Faculties of Science and Health launch undergraduate Neuroscience program
A brain or nervous system illness or injury, including Alzheimer’s, autism, addiction, anxiety, depression, dementia, Parkinson’s and spinal injury, will affect one in three Canadians in their lifetime. As such, understanding the brain and nervous system to address neurological and mental health disorders is one of the most pressing scientific challenges of our time.
That’s why the Faculties of Health and Science have joined forces to create an interdisciplinary undergraduate Neuroscience program at York University.
Former Associate Dean of Students Alex Mills (Faculty of Science) and Associate Dean of Learning, Teaching, and Academic programs Susan Murtha (Faculty of Health) worked collaboratively with Chairs, undergraduate program directors, faculty members with expertise in neuroscience, and educational developers in the Teaching Commons to build a program that is offered by two departments, one school, and two faculties.
The program gives students access to renowned researchers working in many different areas of neuroscience. And the program’s small size encourages collaboration among students, faculty members and community partners as they investigate the development, structure and function of the nervous system including the ways it can change.
Professor Denise Henriques, a neuroscientist whose home program is the School of Kinesiology & Health Science in the Faculty of Health, has been selected as the program’s inaugural coordinator.
“My colleagues and I are excited to share our innovative research programs and expertise with undergraduates who share our fascination with how the brain works,” said Henriques.
After graduation, students will be prepared for a number of academic and career options, such as medical school, graduate school in the neuroscience field, and for a multitude of careers in clinical research, analytical laboratory work, medical devices and pharmaceuticals, science advocacy and science communications.
“The Neuroscience program has several unique features,” says Michael Scheid, current associate dean of students in the Faculty of Science. “Based on their interests, students can choose one of three entry pathways by selecting biology, kinesiology and health science, or psychology as their home program. Then, the adventure begins with a solid science curriculum in first year, including the keystone course Frontiers of Neuroscience.”
Each year then builds on the successes of the prior year building neuroscience knowledge and research skills. Murtha explains that “following this foundation, students delve deeper into neuroscience fields by choosing courses from three streams: cellular/molecular, cognitive/behavioural, or systems neuroscience. Students then put it all together with a stimulating research-based capstone course in fourth year.”
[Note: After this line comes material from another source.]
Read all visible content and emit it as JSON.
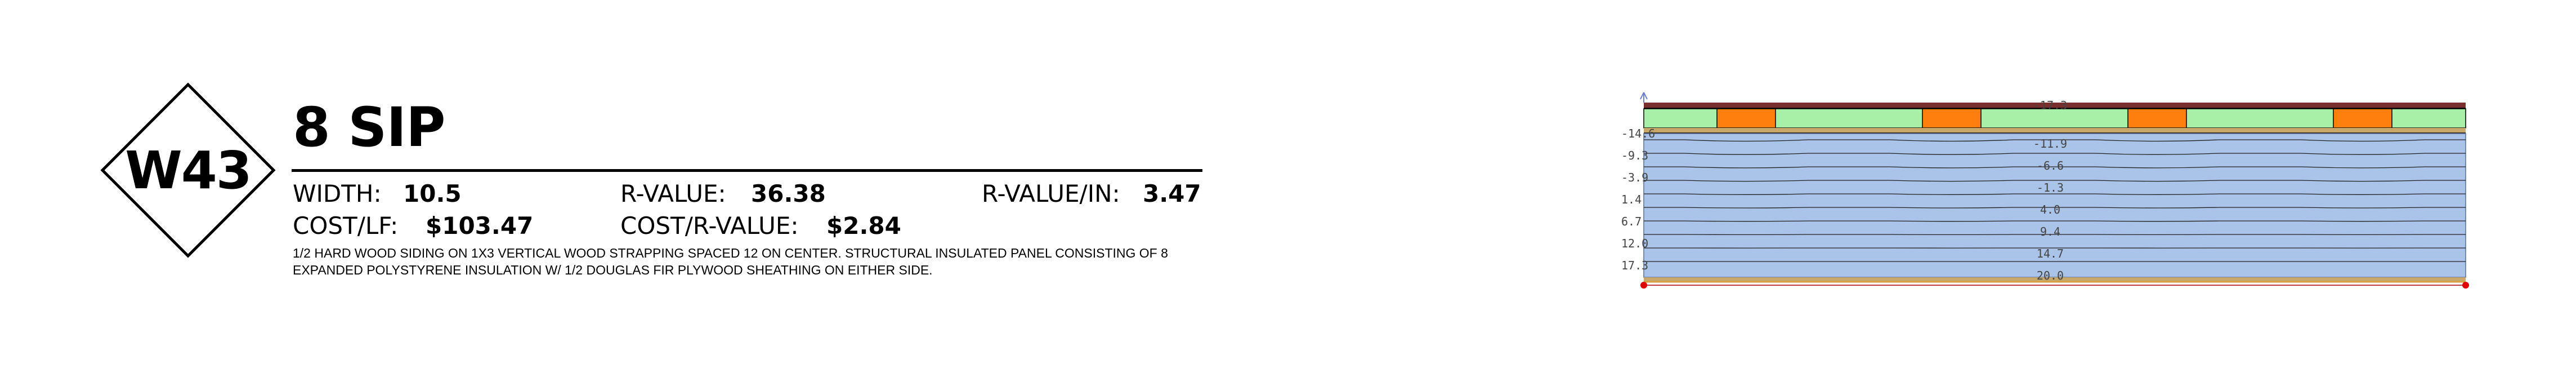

The capstone course will involve students either conducting an individual research project or participating in a team-based research project that has direct relevance to current research in neuroscience. There are more than 20 core neuroscience researchers who will be able to supervise these students covering a myriad of topics that involve how the brain uses sensory information to form and store knowledge and plan action, and the factors that can contribute to brain development and malfunction.
Throughout the program, students will be immersed in experiential education. The program emphasizes hands-on learning and uses methods of assessment that match these experiences, such as interviews, case-studies/simulations, team critical reflections and the capstone project.
The program is currently recruiting and accepting students for Fall 2020. Only students applying directly from high school can be considered at this time. However, once all the new courses are fully launched, the program will be able to grow and consider applications from all students who qualify.